ADHD, Dopamin, dan Enam Bulan Api Kreativitas
Banyak orang terkejut ketika melihat tumpukan buku yang berhasil saya tulis dan terbitkan dalam waktu singkat. Mereka mengira saya "mesin tulis" yang tak kenal lelah. Faktanya, buku-buku itu bukan lahir dalam enam bulan. Itu adalah akumulasi bertahun-tahun tulisan yang tercecer di ponsel, komputer, bahkan kertas-kertas kecil yang nyaris terlupakan.

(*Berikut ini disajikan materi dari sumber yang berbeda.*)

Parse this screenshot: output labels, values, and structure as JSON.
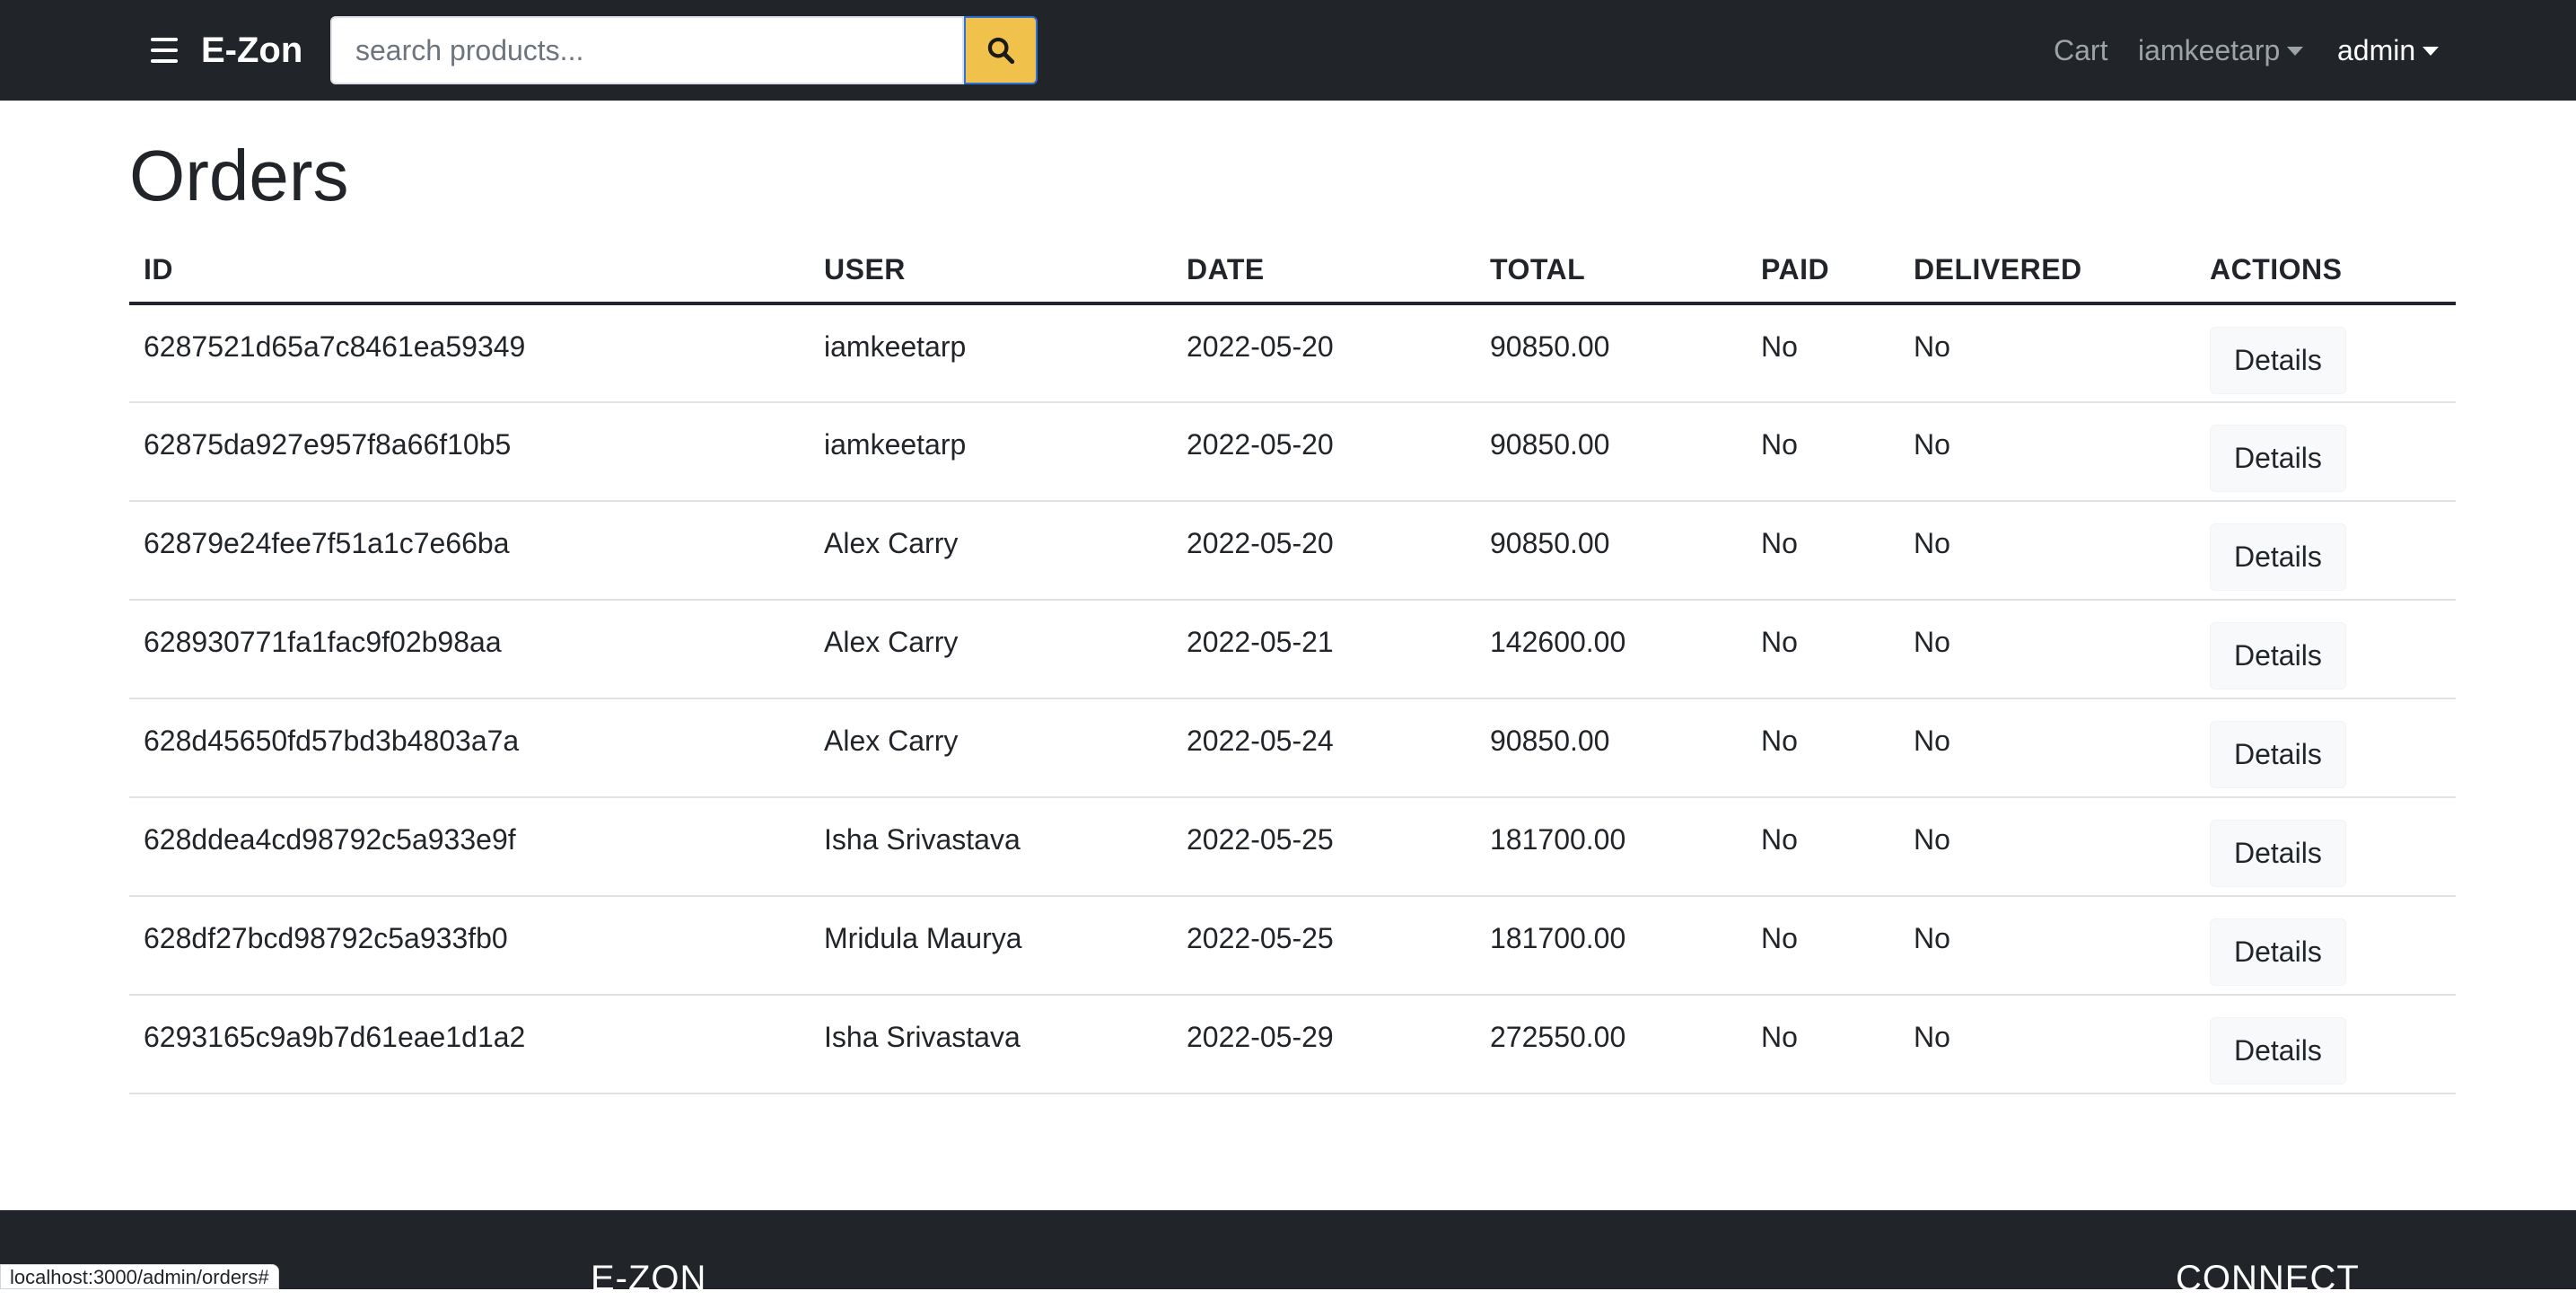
{
  "navbar": {
    "brand": "E-Zon",
    "search": {
      "placeholder": "search products...",
      "value": ""
    },
    "links": {
      "cart": "Cart",
      "user": "iamkeetarp",
      "admin": "admin"
    }
  },
  "page": {
    "title": "Orders"
  },
  "table": {
    "headers": [
      "ID",
      "USER",
      "DATE",
      "TOTAL",
      "PAID",
      "DELIVERED",
      "ACTIONS"
    ],
    "rows": [
      {
        "id": "6287521d65a7c8461ea59349",
        "user": "iamkeetarp",
        "date": "2022-05-20",
        "total": "90850.00",
        "paid": "No",
        "delivered": "No",
        "action": "Details"
      },
      {
        "id": "62875da927e957f8a66f10b5",
        "user": "iamkeetarp",
        "date": "2022-05-20",
        "total": "90850.00",
        "paid": "No",
        "delivered": "No",
        "action": "Details"
      },
      {
        "id": "62879e24fee7f51a1c7e66ba",
        "user": "Alex Carry",
        "date": "2022-05-20",
        "total": "90850.00",
        "paid": "No",
        "delivered": "No",
        "action": "Details"
      },
      {
        "id": "628930771fa1fac9f02b98aa",
        "user": "Alex Carry",
        "date": "2022-05-21",
        "total": "142600.00",
        "paid": "No",
        "delivered": "No",
        "action": "Details"
      },
      {
        "id": "628d45650fd57bd3b4803a7a",
        "user": "Alex Carry",
        "date": "2022-05-24",
        "total": "90850.00",
        "paid": "No",
        "delivered": "No",
        "action": "Details"
      },
      {
        "id": "628ddea4cd98792c5a933e9f",
        "user": "Isha Srivastava",
        "date": "2022-05-25",
        "total": "181700.00",
        "paid": "No",
        "delivered": "No",
        "action": "Details"
      },
      {
        "id": "628df27bcd98792c5a933fb0",
        "user": "Mridula Maurya",
        "date": "2022-05-25",
        "total": "181700.00",
        "paid": "No",
        "delivered": "No",
        "action": "Details"
      },
      {
        "id": "6293165c9a9b7d61eae1d1a2",
        "user": "Isha Srivastava",
        "date": "2022-05-29",
        "total": "272550.00",
        "paid": "No",
        "delivered": "No",
        "action": "Details"
      }
    ]
  },
  "footer": {
    "left_heading": "E-ZON",
    "right_heading": "CONNECT"
  },
  "status_bar": {
    "url": "localhost:3000/admin/orders#"
  },
  "colors": {
    "navbar_bg": "#212529",
    "search_button": "#f0c14b",
    "details_button_bg": "#f8f9fa"
  },
  "icons": {
    "menu": "hamburger-menu-icon",
    "search": "search-icon",
    "dropdown": "caret-down-icon"
  }
}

Bedanya, enam bulan terakhir hidup saya seperti "terbakar" penuh api kreativitas. Saya akhirnya punya keberanian, fokus, dan energi untuk menyusunnya. Apa pemicunya? Sebuah penemuan lama yang datang kembali: ADHD.

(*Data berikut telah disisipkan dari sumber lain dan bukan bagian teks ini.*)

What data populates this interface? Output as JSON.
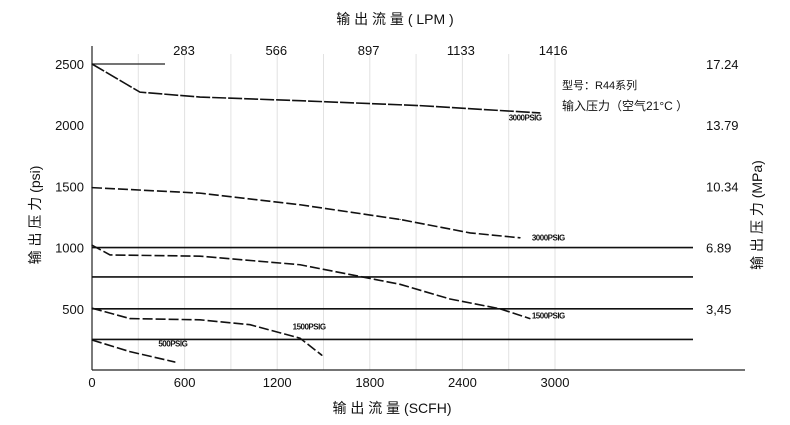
{
  "chart_data": {
    "type": "line",
    "title": "输 出 流 量 ( LPM )",
    "xlabel": "输 出 流 量 (SCFH)",
    "ylabel": "输 出 压 力 (psi)",
    "ylabel_right": "输 出 压 力 (MPa)",
    "xlim": [
      0,
      3000
    ],
    "ylim": [
      0,
      2500
    ],
    "x_ticks": [
      "0",
      "600",
      "1200",
      "1800",
      "2400",
      "3000"
    ],
    "y_ticks": [
      "500",
      "1000",
      "1500",
      "2000",
      "2500"
    ],
    "top_ticks": [
      "283",
      "566",
      "897",
      "1133",
      "1416"
    ],
    "right_ticks": [
      "3,45",
      "6.89",
      "10.34",
      "13.79",
      "17.24"
    ],
    "legend": [
      "型号：R44系列",
      "输入压力（空气21°C ）"
    ],
    "reference_lines": [
      1000,
      760,
      500,
      250
    ],
    "series": [
      {
        "name": "3000PSIG",
        "x": [
          0,
          311,
          700,
          1348,
          2126,
          2903
        ],
        "y": [
          2500,
          2270,
          2230,
          2200,
          2160,
          2100
        ]
      },
      {
        "name": "3000PSIG",
        "x": [
          0,
          700,
          1348,
          1996,
          2450,
          2774
        ],
        "y": [
          1490,
          1445,
          1350,
          1230,
          1120,
          1080
        ]
      },
      {
        "name": "1500PSIG",
        "x": [
          0,
          117,
          700,
          1348,
          1996,
          2320,
          2644,
          2838
        ],
        "y": [
          1020,
          940,
          930,
          860,
          700,
          580,
          500,
          420
        ]
      },
      {
        "name": "1500PSIG",
        "x": [
          0,
          246,
          700,
          1024,
          1348,
          1490
        ],
        "y": [
          505,
          420,
          410,
          370,
          260,
          120
        ]
      },
      {
        "name": "500PSIG",
        "x": [
          0,
          246,
          538
        ],
        "y": [
          245,
          150,
          65
        ]
      }
    ],
    "series_label_at": [
      [
        2700,
        2040
      ],
      [
        2850,
        1060
      ],
      [
        2850,
        420
      ],
      [
        1300,
        330
      ],
      [
        430,
        190
      ]
    ]
  }
}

Saya sendiri didiagnosis disleksia dan ADHD sejak usia 9 tahun. Saat itu, sekolah menjadi medan tempur. Guru menganggap saya malas, teman mengejek saya bodoh, sementara orang tua bingung menghadapi anak yang tidak bisa diam dan sulit membaca.
Namun pengalaman seorang penulis luar negeri yang baru sadar dirinya ADHD di usia 49 tahun membuat saya merenung. Ia mengira mengalami gangguan serius, sampai akhirnya menemukan bahwa "otaknya hanya bekerja dengan cara yang berbeda."
Fenomena ini bukan hal langka. Data dari Centers for Disease Control and Prevention (CDC, 2023) menyebutkan bahwa sekitar 9,8% anak di Amerika Serikat didiagnosis ADHD. Di Indonesia, angka pastinya belum terdata jelas, namun Kementerian Kesehatan memperkirakan prevalensi ADHD anak berkisar 5--7%. Banyak yang lolos dari diagnosis hingga dewasa, hidup dalam kebingungan, bahkan merasa "rusak."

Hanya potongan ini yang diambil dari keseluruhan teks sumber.